Yo mato (26 page)

Read Yo mato Online

Authors: Giorgio Faletti

BOOK: Yo mato
6.76Mb size Format: txt, pdf, ePub

—Muy bien, señor Ottobre. Creo que para ti las mujeres son la excelente excusa para esconderte. No se puede esperar nada señor Ottobre. Cerrado por defunción. Quizá tu muj...

Frank avanzó tan rápidamente que el otro, aunque lo esperaba no lo vio venir. El puño le golpeó en plena cara; se desplomó en el suelo; un hilo de sangre le salía de la boca. Sin embargo, no pareció muy afectado. Sonrió otra vez, con un brillo triunfal en los ojos.

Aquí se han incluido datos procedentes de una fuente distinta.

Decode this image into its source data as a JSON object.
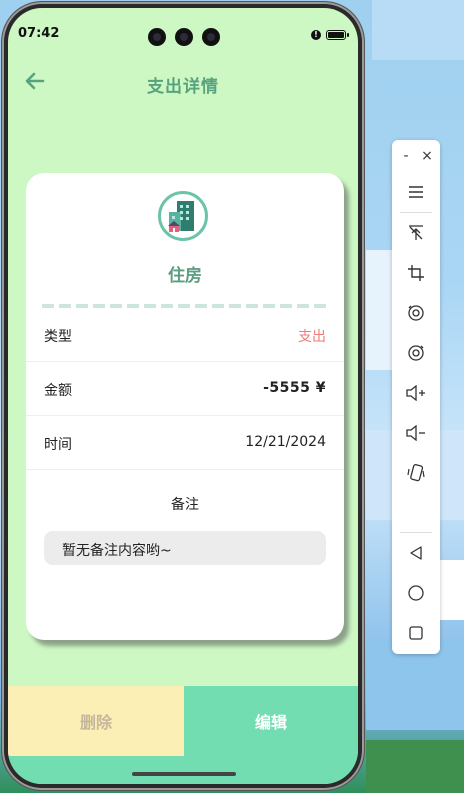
{
  "status_bar": {
    "time": "07:42"
  },
  "header": {
    "title": "支出详情"
  },
  "category": {
    "name": "住房",
    "icon": "building-icon"
  },
  "details": [
    {
      "label": "类型",
      "value": "支出"
    },
    {
      "label": "金额",
      "value": "-5555 ¥"
    },
    {
      "label": "时间",
      "value": "12/21/2024"
    }
  ],
  "remark": {
    "title": "备注",
    "text": "暂无备注内容哟~"
  },
  "actions": {
    "delete_label": "删除",
    "edit_label": "编辑"
  },
  "colors": {
    "background": "#cdf8c4",
    "title": "#58a27e",
    "expense": "#ef7b7b",
    "delete_bg": "#fcefb5",
    "edit_bg": "#72ddb1"
  },
  "toolbar": {
    "minimize_label": "-",
    "close_label": "×",
    "tools": [
      "menu-icon",
      "pin-icon",
      "crop-icon",
      "rotate-left-icon",
      "rotate-right-icon",
      "volume-up-icon",
      "volume-down-icon",
      "shake-icon",
      "back-icon",
      "home-icon",
      "overview-icon"
    ]
  }
}
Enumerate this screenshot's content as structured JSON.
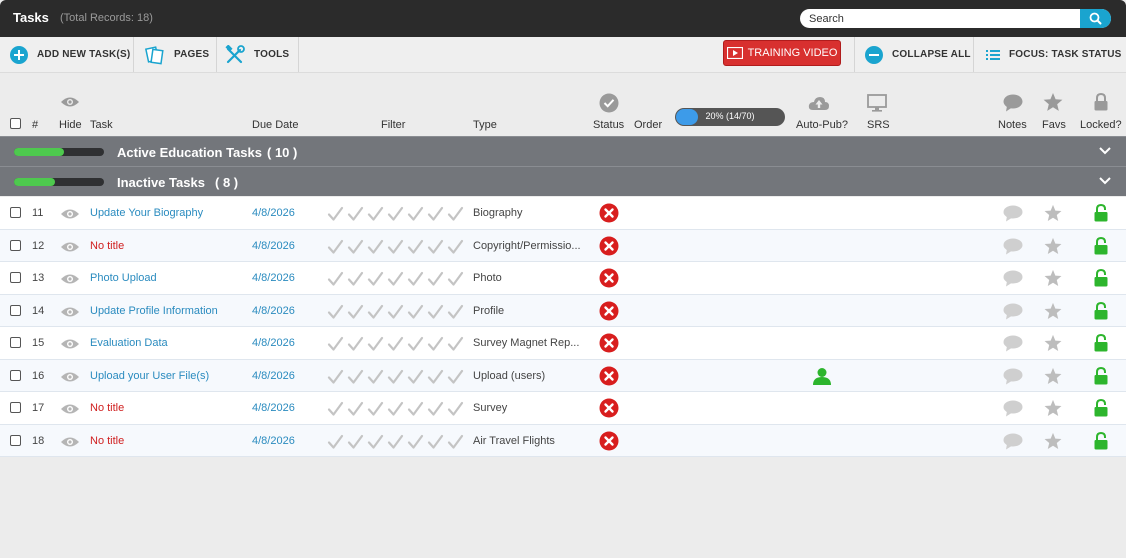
{
  "window": {
    "title": "Tasks",
    "records": "(Total Records: 18)"
  },
  "search": {
    "placeholder": "Search"
  },
  "toolbar": {
    "add": "ADD NEW TASK(S)",
    "pages": "PAGES",
    "tools": "TOOLS",
    "training": "TRAINING VIDEO",
    "collapse": "COLLAPSE ALL",
    "focus": "FOCUS: TASK STATUS"
  },
  "colors": {
    "link": "#2a8bbf",
    "danger": "#d02020",
    "success": "#2db52d",
    "group": "#73767b",
    "accent": "#1aa4cf"
  },
  "columns": {
    "num": "#",
    "hide": "Hide",
    "task": "Task",
    "due": "Due Date",
    "filter": "Filter",
    "type": "Type",
    "status": "Status",
    "order": "Order",
    "autopub": "Auto-Pub?",
    "srs": "SRS",
    "notes": "Notes",
    "favs": "Favs",
    "locked": "Locked?"
  },
  "progress": {
    "label": "20% (14/70)",
    "fraction": 0.2
  },
  "groups": [
    {
      "name": "Active Education Tasks",
      "count": "( 10 )",
      "fraction": 0.55
    },
    {
      "name": "Inactive Tasks",
      "count": "( 8 )",
      "fraction": 0.45
    }
  ],
  "rows": [
    {
      "num": "11",
      "task": "Update Your Biography",
      "untitled": false,
      "due": "4/8/2026",
      "type": "Biography",
      "autopub": false
    },
    {
      "num": "12",
      "task": "No title",
      "untitled": true,
      "due": "4/8/2026",
      "type": "Copyright/Permissio...",
      "autopub": false
    },
    {
      "num": "13",
      "task": "Photo Upload",
      "untitled": false,
      "due": "4/8/2026",
      "type": "Photo",
      "autopub": false
    },
    {
      "num": "14",
      "task": "Update Profile Information",
      "untitled": false,
      "due": "4/8/2026",
      "type": "Profile",
      "autopub": false
    },
    {
      "num": "15",
      "task": "Evaluation Data",
      "untitled": false,
      "due": "4/8/2026",
      "type": "Survey Magnet Rep...",
      "autopub": false
    },
    {
      "num": "16",
      "task": "Upload your User File(s)",
      "untitled": false,
      "due": "4/8/2026",
      "type": "Upload (users)",
      "autopub": true
    },
    {
      "num": "17",
      "task": "No title",
      "untitled": true,
      "due": "4/8/2026",
      "type": "Survey",
      "autopub": false
    },
    {
      "num": "18",
      "task": "No title",
      "untitled": true,
      "due": "4/8/2026",
      "type": "Air Travel Flights",
      "autopub": false
    }
  ]
}
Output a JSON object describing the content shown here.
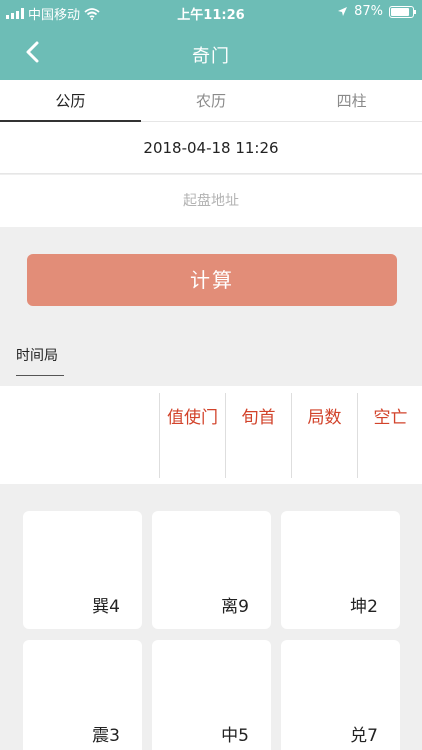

—Lo lamento, pero no tendrás mucho tiempo para pensar en el error que has cometido.

Se puso en pie con agilidad y casi al mismo tiempo le asestó una patada, un velocísimo
maegeri
con la pierna izquierda. Frank eludió el golpe atajándolo con el antebrazo, por lo que perdió un poco el equilibrio. De inmediato se dio cuenta del error que había cometido. Mosse era un magnífico luchador; la patada había conseguido su objetivo. El capitán se deslizó hasta el suelo y con la pierna derecha barrió las piernas de Frank, que cayó pesadamente. A duras penas logró darse la vuelta y amortiguar el golpe con el hombro. Frank pensó que hace tiempo no se habría dejado sorprender así. Hace tiempo no habría...

Mosse se le echó encima como un rayo. Le inmovilizó las piernas con las suyas y lo bloqueó con una llave con el brazo derecho. En su mano izquierda apareció como por arte de magia un cuchillo militar, que apuntaba a la garganta de Frank. Los dos permanecieron inmóviles, tensos, como una escultura caída en el suelo. Parecían esculpidos en mármol. El capitán tenía los ojos brillantes, encendidos por el combate. Frank se dio cuenta de que aquello le gustaba, que luchar era su razón de ser. Era una de esas personas para las que un enemigo vale más que un tesoro.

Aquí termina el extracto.